Reputation: 33
I'm quite new to Pandas.
I'm trying to create a dataframe reading thousands of csv files.
The files are not structured in the same way, but I want to extract only columns I'm interested in, so I created a list which inlcudes all the column names I want, but then i have an error cause not all of them are included in each dataset.
import pandas as pd
import numpy as np
import os
import glob
# select the csv folder
csv_folder= r'myPath'
# select all xlsx files within the folder
all_files = glob.glob(csv_folder + "/*.csv")
# Set the column names to include in the dataframe
columns_to_use = ['Name1', 'Name2', 'Name3', 'Name4', 'Name5', 'Name6']
# read one by one all the excel
for filename in all_files:
df = pd.read_csv(filename,
header=0,
usecols = columns_to_use)
---------------------------------------------------------------------------
ValueError Traceback (most recent call last)

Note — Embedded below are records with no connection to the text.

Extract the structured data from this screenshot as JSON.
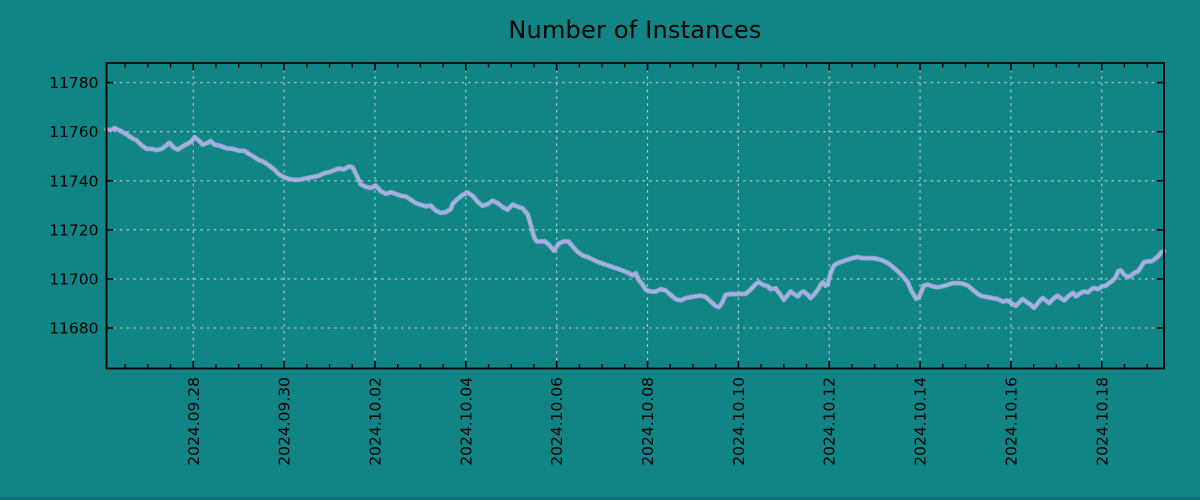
{
  "chart_data": {
    "type": "line",
    "title": "Number of Instances",
    "xlabel": "",
    "ylabel": "",
    "grid": true,
    "legend_position": "none",
    "x_axis_note": "x values are days since 2024-09-26 00:00",
    "xlim": [
      0.09,
      23.37
    ],
    "ylim": [
      11663.5,
      11788.0
    ],
    "y_ticks": [
      {
        "value": 11780,
        "label": "11780"
      },
      {
        "value": 11760,
        "label": "11760"
      },
      {
        "value": 11740,
        "label": "11740"
      },
      {
        "value": 11720,
        "label": "11720"
      },
      {
        "value": 11700,
        "label": "11700"
      },
      {
        "value": 11680,
        "label": "11680"
      }
    ],
    "x_ticks": [
      {
        "day": 2,
        "label": "2024.09.28"
      },
      {
        "day": 4,
        "label": "2024.09.30"
      },
      {
        "day": 6,
        "label": "2024.10.02"
      },
      {
        "day": 8,
        "label": "2024.10.04"
      },
      {
        "day": 10,
        "label": "2024.10.06"
      },
      {
        "day": 12,
        "label": "2024.10.08"
      },
      {
        "day": 14,
        "label": "2024.10.10"
      },
      {
        "day": 16,
        "label": "2024.10.12"
      },
      {
        "day": 18,
        "label": "2024.10.14"
      },
      {
        "day": 20,
        "label": "2024.10.16"
      },
      {
        "day": 22,
        "label": "2024.10.18"
      }
    ],
    "minor_tick_interval_days": 0.5,
    "colors": {
      "background": "#118585",
      "line": "#abade4",
      "line_glow": "#cdcff2",
      "grid": "#ccd2d2",
      "axis": "#000000",
      "text": "#000000",
      "bottom_bar": "#0e6f79"
    },
    "series": [
      {
        "name": "instances",
        "points": [
          [
            0.09,
            11761.0
          ],
          [
            0.18,
            11760.5
          ],
          [
            0.27,
            11761.5
          ],
          [
            0.38,
            11760.5
          ],
          [
            0.53,
            11759.0
          ],
          [
            0.64,
            11757.5
          ],
          [
            0.75,
            11756.5
          ],
          [
            0.86,
            11754.5
          ],
          [
            0.97,
            11753.0
          ],
          [
            1.08,
            11753.0
          ],
          [
            1.19,
            11752.5
          ],
          [
            1.3,
            11753.0
          ],
          [
            1.41,
            11754.5
          ],
          [
            1.48,
            11755.5
          ],
          [
            1.57,
            11753.5
          ],
          [
            1.66,
            11752.7
          ],
          [
            1.77,
            11754.0
          ],
          [
            1.88,
            11755.2
          ],
          [
            1.96,
            11756.0
          ],
          [
            2.03,
            11757.8
          ],
          [
            2.12,
            11756.5
          ],
          [
            2.21,
            11754.7
          ],
          [
            2.32,
            11755.5
          ],
          [
            2.38,
            11756.2
          ],
          [
            2.47,
            11754.7
          ],
          [
            2.6,
            11754.2
          ],
          [
            2.74,
            11753.2
          ],
          [
            2.87,
            11753.0
          ],
          [
            3.0,
            11752.3
          ],
          [
            3.13,
            11752.2
          ],
          [
            3.22,
            11751.0
          ],
          [
            3.33,
            11749.8
          ],
          [
            3.44,
            11748.5
          ],
          [
            3.55,
            11747.7
          ],
          [
            3.66,
            11746.4
          ],
          [
            3.77,
            11744.8
          ],
          [
            3.88,
            11742.7
          ],
          [
            3.99,
            11741.5
          ],
          [
            4.1,
            11740.8
          ],
          [
            4.21,
            11740.4
          ],
          [
            4.32,
            11740.4
          ],
          [
            4.43,
            11740.8
          ],
          [
            4.54,
            11741.2
          ],
          [
            4.65,
            11741.6
          ],
          [
            4.76,
            11742.0
          ],
          [
            4.87,
            11743.0
          ],
          [
            4.98,
            11743.4
          ],
          [
            5.09,
            11744.2
          ],
          [
            5.2,
            11745.0
          ],
          [
            5.31,
            11744.6
          ],
          [
            5.42,
            11745.8
          ],
          [
            5.51,
            11745.5
          ],
          [
            5.6,
            11742.0
          ],
          [
            5.69,
            11738.5
          ],
          [
            5.8,
            11737.5
          ],
          [
            5.91,
            11737.1
          ],
          [
            6.02,
            11738.0
          ],
          [
            6.13,
            11735.7
          ],
          [
            6.24,
            11734.7
          ],
          [
            6.35,
            11735.3
          ],
          [
            6.46,
            11734.6
          ],
          [
            6.57,
            11733.9
          ],
          [
            6.68,
            11733.6
          ],
          [
            6.79,
            11732.3
          ],
          [
            6.9,
            11730.9
          ],
          [
            7.01,
            11730.2
          ],
          [
            7.12,
            11729.6
          ],
          [
            7.23,
            11729.9
          ],
          [
            7.34,
            11727.8
          ],
          [
            7.45,
            11726.9
          ],
          [
            7.56,
            11727.2
          ],
          [
            7.67,
            11728.5
          ],
          [
            7.71,
            11730.5
          ],
          [
            7.82,
            11732.6
          ],
          [
            7.93,
            11734.2
          ],
          [
            8.04,
            11735.2
          ],
          [
            8.15,
            11733.9
          ],
          [
            8.26,
            11731.4
          ],
          [
            8.37,
            11729.8
          ],
          [
            8.48,
            11730.5
          ],
          [
            8.59,
            11731.9
          ],
          [
            8.7,
            11730.9
          ],
          [
            8.81,
            11729.3
          ],
          [
            8.92,
            11728.2
          ],
          [
            9.03,
            11730.3
          ],
          [
            9.14,
            11729.5
          ],
          [
            9.25,
            11728.8
          ],
          [
            9.36,
            11726.4
          ],
          [
            9.43,
            11722.0
          ],
          [
            9.5,
            11717.0
          ],
          [
            9.56,
            11715.2
          ],
          [
            9.65,
            11715.3
          ],
          [
            9.74,
            11715.3
          ],
          [
            9.83,
            11714.0
          ],
          [
            9.94,
            11711.5
          ],
          [
            10.05,
            11714.5
          ],
          [
            10.16,
            11715.3
          ],
          [
            10.27,
            11715.2
          ],
          [
            10.36,
            11713.0
          ],
          [
            10.47,
            11710.9
          ],
          [
            10.58,
            11709.5
          ],
          [
            10.69,
            11708.9
          ],
          [
            10.8,
            11707.9
          ],
          [
            10.91,
            11706.9
          ],
          [
            11.02,
            11706.2
          ],
          [
            11.13,
            11705.5
          ],
          [
            11.24,
            11704.8
          ],
          [
            11.35,
            11704.1
          ],
          [
            11.46,
            11703.4
          ],
          [
            11.57,
            11702.5
          ],
          [
            11.68,
            11701.5
          ],
          [
            11.74,
            11702.3
          ],
          [
            11.81,
            11699.5
          ],
          [
            11.9,
            11697.5
          ],
          [
            11.96,
            11695.6
          ],
          [
            12.07,
            11694.9
          ],
          [
            12.18,
            11694.9
          ],
          [
            12.29,
            11695.8
          ],
          [
            12.4,
            11695.3
          ],
          [
            12.51,
            11693.5
          ],
          [
            12.62,
            11691.8
          ],
          [
            12.73,
            11691.2
          ],
          [
            12.84,
            11692.2
          ],
          [
            12.95,
            11692.6
          ],
          [
            13.06,
            11692.9
          ],
          [
            13.17,
            11693.2
          ],
          [
            13.28,
            11692.6
          ],
          [
            13.39,
            11690.8
          ],
          [
            13.5,
            11689.0
          ],
          [
            13.57,
            11688.5
          ],
          [
            13.64,
            11690.2
          ],
          [
            13.72,
            11693.5
          ],
          [
            13.83,
            11693.9
          ],
          [
            13.94,
            11693.8
          ],
          [
            14.05,
            11693.9
          ],
          [
            14.16,
            11693.9
          ],
          [
            14.27,
            11695.6
          ],
          [
            14.38,
            11697.9
          ],
          [
            14.45,
            11698.7
          ],
          [
            14.54,
            11697.6
          ],
          [
            14.65,
            11697.0
          ],
          [
            14.71,
            11695.8
          ],
          [
            14.82,
            11696.2
          ],
          [
            14.93,
            11693.5
          ],
          [
            15.0,
            11691.5
          ],
          [
            15.09,
            11693.5
          ],
          [
            15.15,
            11694.9
          ],
          [
            15.22,
            11693.9
          ],
          [
            15.31,
            11692.9
          ],
          [
            15.37,
            11694.3
          ],
          [
            15.44,
            11694.9
          ],
          [
            15.53,
            11693.5
          ],
          [
            15.59,
            11692.2
          ],
          [
            15.66,
            11693.5
          ],
          [
            15.75,
            11695.6
          ],
          [
            15.81,
            11697.6
          ],
          [
            15.86,
            11698.6
          ],
          [
            15.92,
            11697.2
          ],
          [
            15.97,
            11698.2
          ],
          [
            16.03,
            11702.4
          ],
          [
            16.1,
            11705.4
          ],
          [
            16.19,
            11706.5
          ],
          [
            16.3,
            11707.2
          ],
          [
            16.41,
            11707.9
          ],
          [
            16.52,
            11708.5
          ],
          [
            16.63,
            11708.9
          ],
          [
            16.74,
            11708.5
          ],
          [
            16.85,
            11708.5
          ],
          [
            16.96,
            11708.5
          ],
          [
            17.07,
            11708.1
          ],
          [
            17.18,
            11707.5
          ],
          [
            17.29,
            11706.5
          ],
          [
            17.4,
            11704.9
          ],
          [
            17.51,
            11703.1
          ],
          [
            17.62,
            11701.1
          ],
          [
            17.73,
            11698.6
          ],
          [
            17.8,
            11695.5
          ],
          [
            17.91,
            11692.0
          ],
          [
            17.97,
            11692.5
          ],
          [
            18.02,
            11694.3
          ],
          [
            18.08,
            11697.3
          ],
          [
            18.17,
            11697.7
          ],
          [
            18.28,
            11697.0
          ],
          [
            18.39,
            11696.6
          ],
          [
            18.5,
            11697.0
          ],
          [
            18.61,
            11697.6
          ],
          [
            18.72,
            11698.3
          ],
          [
            18.83,
            11698.3
          ],
          [
            18.94,
            11698.1
          ],
          [
            19.05,
            11697.3
          ],
          [
            19.16,
            11695.6
          ],
          [
            19.27,
            11693.8
          ],
          [
            19.38,
            11692.9
          ],
          [
            19.49,
            11692.6
          ],
          [
            19.6,
            11692.2
          ],
          [
            19.71,
            11691.8
          ],
          [
            19.82,
            11690.8
          ],
          [
            19.93,
            11691.2
          ],
          [
            20.04,
            11689.8
          ],
          [
            20.11,
            11689.0
          ],
          [
            20.18,
            11690.4
          ],
          [
            20.26,
            11691.8
          ],
          [
            20.33,
            11690.8
          ],
          [
            20.44,
            11689.4
          ],
          [
            20.51,
            11688.2
          ],
          [
            20.62,
            11690.8
          ],
          [
            20.7,
            11692.2
          ],
          [
            20.77,
            11691.2
          ],
          [
            20.84,
            11690.2
          ],
          [
            20.95,
            11692.2
          ],
          [
            21.03,
            11693.2
          ],
          [
            21.1,
            11692.2
          ],
          [
            21.17,
            11691.2
          ],
          [
            21.28,
            11693.2
          ],
          [
            21.37,
            11694.3
          ],
          [
            21.43,
            11692.9
          ],
          [
            21.54,
            11694.3
          ],
          [
            21.61,
            11694.9
          ],
          [
            21.7,
            11694.5
          ],
          [
            21.76,
            11695.6
          ],
          [
            21.83,
            11696.3
          ],
          [
            21.92,
            11695.8
          ],
          [
            21.98,
            11696.7
          ],
          [
            22.09,
            11697.3
          ],
          [
            22.16,
            11698.3
          ],
          [
            22.25,
            11699.4
          ],
          [
            22.31,
            11700.8
          ],
          [
            22.36,
            11703.1
          ],
          [
            22.42,
            11703.5
          ],
          [
            22.49,
            11701.8
          ],
          [
            22.58,
            11700.8
          ],
          [
            22.65,
            11701.3
          ],
          [
            22.71,
            11702.4
          ],
          [
            22.8,
            11703.1
          ],
          [
            22.87,
            11705.1
          ],
          [
            22.93,
            11706.8
          ],
          [
            23.02,
            11707.2
          ],
          [
            23.09,
            11707.2
          ],
          [
            23.15,
            11707.9
          ],
          [
            23.24,
            11709.2
          ],
          [
            23.31,
            11710.9
          ],
          [
            23.37,
            11711.3
          ]
        ]
      }
    ]
  }
}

<ipython-input-7-0d9670495660> in <module>
1 for filename in all_files:
----> 2 df = pd.read_csv(filename,
3 header=0,
4 usecols = columns_to_use)
5
ValueError: Usecols do not match columns, columns expected but not found: ['Name1', 'Name2', 'Name4']
How could I handle this issue by including a columns if this is present in the list?
Upvotes: 1
Views: 3223
Reputation: 30579
Usa a callable for usecols
, i.e. df = pd.read_csv(filename, header=0, usecols=lambda c: c in columns_to_use)
. From the docs of the usecols parameter:
If callable, the callable function will be evaluated against the column names, returning names where the callable function evaluates to True.
Working example that will only read col1
and not throw an error on missing col3
:
import pandas as pd
import io
s = """col1,col2
1,2"""
df = pd.read_csv(io.StringIO(s), usecols=lambda c: c in ['col1', 'col3'])
Upvotes: 1